Auroville : la ville dont la Terre a besoin

 

Le Matrimandir – le Temple de la Mère- considéré comme l’âme du lieu

C’est aujourd’hui  le 50ième anniversaire de l’inauguration d’Auroville , le 28 février 1968,   par Mirra Alfassa, compagne de Sri Aurobindo au cours de laquelle elle lut la charte d’Auroville. Son discours  commençait ainsi :

 » Auroville n’appartient à personne en particulier, Auroville appartient à toute l’humanité dans son ensemble. Mais pour séjourner à Auroville il faut être serviteur volontaire de la Conscience divine. « …

Aujourd’hui, 50 ans après, Auroville compte environ 1800 personnes et fait vivre 4000 employés des environs.

Auroville est un laboratoire humain soutenu par l’Unesco et le gouvernement indien. Les Auroviliens sont issus d’une trentaine de nationalités ( dont plus de 1000 indiens et environ 350 français  en 2014- source),  et répartis en 35 unités de travail.

Après la mort de Mirra Alfassa en 1973, la question principale à Auroville est de savoir quelle structure va gérer la ville : l’ashram de Sri Aurobindo  qui, dans les faits, contrôle Auroville, ou bien la Sri Aurobindo Society, qui en possède le contrôle juridique ? En 1981, des habitants d’Auroville parviennent finalement à convaincre le gouvernement indien de retirer le contrôle juridique à la Sri Aurobindo Society et de le remettre au gouvernement par le biais d’une structure juridique adaptée. À partir de cette date, un représentant du gouvernement commence à résider à Auroville. La charte d’Auroville, et en particulier son article numéro 1, est donnée en référence de cette volonté d’indépendance par rapport à l’ashram.

En 1988, le parlement indien vote une loi accordant à ce grand village de 20 km2 un statut unique dans le pays.
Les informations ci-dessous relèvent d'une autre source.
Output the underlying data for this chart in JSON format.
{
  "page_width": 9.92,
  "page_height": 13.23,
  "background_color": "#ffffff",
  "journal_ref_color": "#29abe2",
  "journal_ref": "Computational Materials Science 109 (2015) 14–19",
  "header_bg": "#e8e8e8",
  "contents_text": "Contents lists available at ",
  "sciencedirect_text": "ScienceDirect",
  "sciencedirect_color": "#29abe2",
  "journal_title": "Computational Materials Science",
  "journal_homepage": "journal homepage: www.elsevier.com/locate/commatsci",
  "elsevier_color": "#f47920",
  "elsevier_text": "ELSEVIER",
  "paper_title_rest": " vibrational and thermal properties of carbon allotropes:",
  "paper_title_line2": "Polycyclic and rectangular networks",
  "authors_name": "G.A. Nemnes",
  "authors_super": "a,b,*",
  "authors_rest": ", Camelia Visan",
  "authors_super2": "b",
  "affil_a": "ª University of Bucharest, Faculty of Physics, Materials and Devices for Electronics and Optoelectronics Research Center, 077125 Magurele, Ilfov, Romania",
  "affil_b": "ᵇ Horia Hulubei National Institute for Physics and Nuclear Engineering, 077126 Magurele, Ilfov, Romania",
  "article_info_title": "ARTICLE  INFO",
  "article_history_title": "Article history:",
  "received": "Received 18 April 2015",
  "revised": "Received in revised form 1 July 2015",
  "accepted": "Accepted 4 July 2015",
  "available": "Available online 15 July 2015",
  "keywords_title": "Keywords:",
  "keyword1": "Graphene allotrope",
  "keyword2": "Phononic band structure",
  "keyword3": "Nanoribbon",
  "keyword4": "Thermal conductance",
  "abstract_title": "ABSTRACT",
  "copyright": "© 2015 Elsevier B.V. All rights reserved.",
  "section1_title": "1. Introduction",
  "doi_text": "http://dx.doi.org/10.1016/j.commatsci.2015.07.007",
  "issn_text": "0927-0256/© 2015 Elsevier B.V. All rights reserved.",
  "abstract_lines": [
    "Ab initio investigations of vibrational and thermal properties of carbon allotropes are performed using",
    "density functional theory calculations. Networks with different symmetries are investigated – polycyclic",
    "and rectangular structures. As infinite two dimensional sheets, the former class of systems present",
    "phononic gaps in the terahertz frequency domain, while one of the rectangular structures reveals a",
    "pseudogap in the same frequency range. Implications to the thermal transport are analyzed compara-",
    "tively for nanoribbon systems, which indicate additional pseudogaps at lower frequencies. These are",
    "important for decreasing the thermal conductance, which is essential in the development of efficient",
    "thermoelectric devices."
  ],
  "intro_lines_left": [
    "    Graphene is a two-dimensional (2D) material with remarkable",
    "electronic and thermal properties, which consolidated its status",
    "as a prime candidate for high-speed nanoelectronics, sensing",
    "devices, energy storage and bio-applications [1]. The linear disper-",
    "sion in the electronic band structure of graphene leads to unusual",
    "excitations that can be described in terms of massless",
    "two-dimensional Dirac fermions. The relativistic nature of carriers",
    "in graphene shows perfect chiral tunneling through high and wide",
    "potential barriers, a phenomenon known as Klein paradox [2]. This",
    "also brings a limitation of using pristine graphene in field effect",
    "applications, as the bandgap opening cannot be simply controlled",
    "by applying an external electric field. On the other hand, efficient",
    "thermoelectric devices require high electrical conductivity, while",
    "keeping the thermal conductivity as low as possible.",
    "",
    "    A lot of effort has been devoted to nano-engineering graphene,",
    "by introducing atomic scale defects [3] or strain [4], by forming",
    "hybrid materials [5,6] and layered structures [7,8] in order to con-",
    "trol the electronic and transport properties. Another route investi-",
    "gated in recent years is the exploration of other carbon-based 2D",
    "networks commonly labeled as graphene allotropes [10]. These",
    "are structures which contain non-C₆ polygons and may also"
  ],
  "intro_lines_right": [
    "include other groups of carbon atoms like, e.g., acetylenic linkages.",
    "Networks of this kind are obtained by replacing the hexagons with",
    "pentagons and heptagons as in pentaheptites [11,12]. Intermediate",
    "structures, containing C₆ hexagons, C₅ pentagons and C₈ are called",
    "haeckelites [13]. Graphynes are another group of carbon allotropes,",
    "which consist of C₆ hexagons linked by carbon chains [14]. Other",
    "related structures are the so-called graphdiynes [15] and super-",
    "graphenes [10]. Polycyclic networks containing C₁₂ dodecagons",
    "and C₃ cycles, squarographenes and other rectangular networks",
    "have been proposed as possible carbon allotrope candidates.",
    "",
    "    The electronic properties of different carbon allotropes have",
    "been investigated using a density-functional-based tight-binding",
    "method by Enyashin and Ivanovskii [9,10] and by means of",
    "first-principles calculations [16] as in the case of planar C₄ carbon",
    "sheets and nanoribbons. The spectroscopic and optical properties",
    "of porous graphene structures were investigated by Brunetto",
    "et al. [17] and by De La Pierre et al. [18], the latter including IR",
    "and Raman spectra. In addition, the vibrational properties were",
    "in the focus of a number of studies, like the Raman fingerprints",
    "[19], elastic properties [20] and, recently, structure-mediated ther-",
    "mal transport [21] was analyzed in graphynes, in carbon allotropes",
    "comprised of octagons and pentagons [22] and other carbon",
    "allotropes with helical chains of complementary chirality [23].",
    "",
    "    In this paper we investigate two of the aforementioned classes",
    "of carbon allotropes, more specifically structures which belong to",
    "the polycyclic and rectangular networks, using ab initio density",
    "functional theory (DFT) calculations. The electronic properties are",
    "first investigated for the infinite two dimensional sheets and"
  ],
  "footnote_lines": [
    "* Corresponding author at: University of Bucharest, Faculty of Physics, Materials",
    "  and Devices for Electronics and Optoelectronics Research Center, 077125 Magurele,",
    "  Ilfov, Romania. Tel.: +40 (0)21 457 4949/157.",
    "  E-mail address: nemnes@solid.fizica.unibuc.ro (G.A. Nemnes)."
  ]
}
Son administration est désormais entre les mains d’un conseil de sept membres provenant du gouvernement de l’État, de la société Sri Aurobindo et de la communauté aurovillienne elle-même. Depuis, les habitants étrangers bénéficient d’un statut préférentiel pour leur visa (un an renouvelable contre six mois pour les touristes).

 

 

 

Ce documentaire récent de près d’une heure fait une présentation équilibrée d’ Auroville  aujourd’hui. Il regroupe des témoignages positifs et montre les réalisations effectuées dans un esprit de « free education » .

Mais il y a aussi le regard déçu d’un aurovillien qui est arrivé là il y a 8ans fort d’un grand idéal mis au service de la communauté les premières années et qui voit dans Auroville une communauté humaine « pas pire qu’ailleurs ». Il y voit plusieurs groupes sociologiques : l’un  de retraités, arrivés là pour chercher un ailleurs, l’autre, de vacanciers et un troisième qui « fait du business  » autour de plus de 100 entreprises et qui  fait vivre Auroville.

Un autre témoignage dit qu’Auroville a beaucoup changé depuis sa création, qu’il est devenu plus « capitaliste » mais estime qu’il faut sans doute en passer par là pour poursuivre cette expérience.

Il y a sans doute autant d’Auroville que d’Aurovilliens  et Auroville avec ses paradoxes, ses contradictions, ses forces et ses faiblesses n’est pas parvenu à réaliser le rêve de la Mère. Chacun se débat entre idéal et réalité. Mais l’effort collectif ne semble pas vain et l’expérience permet sans doute de s’approcher de cet idéal.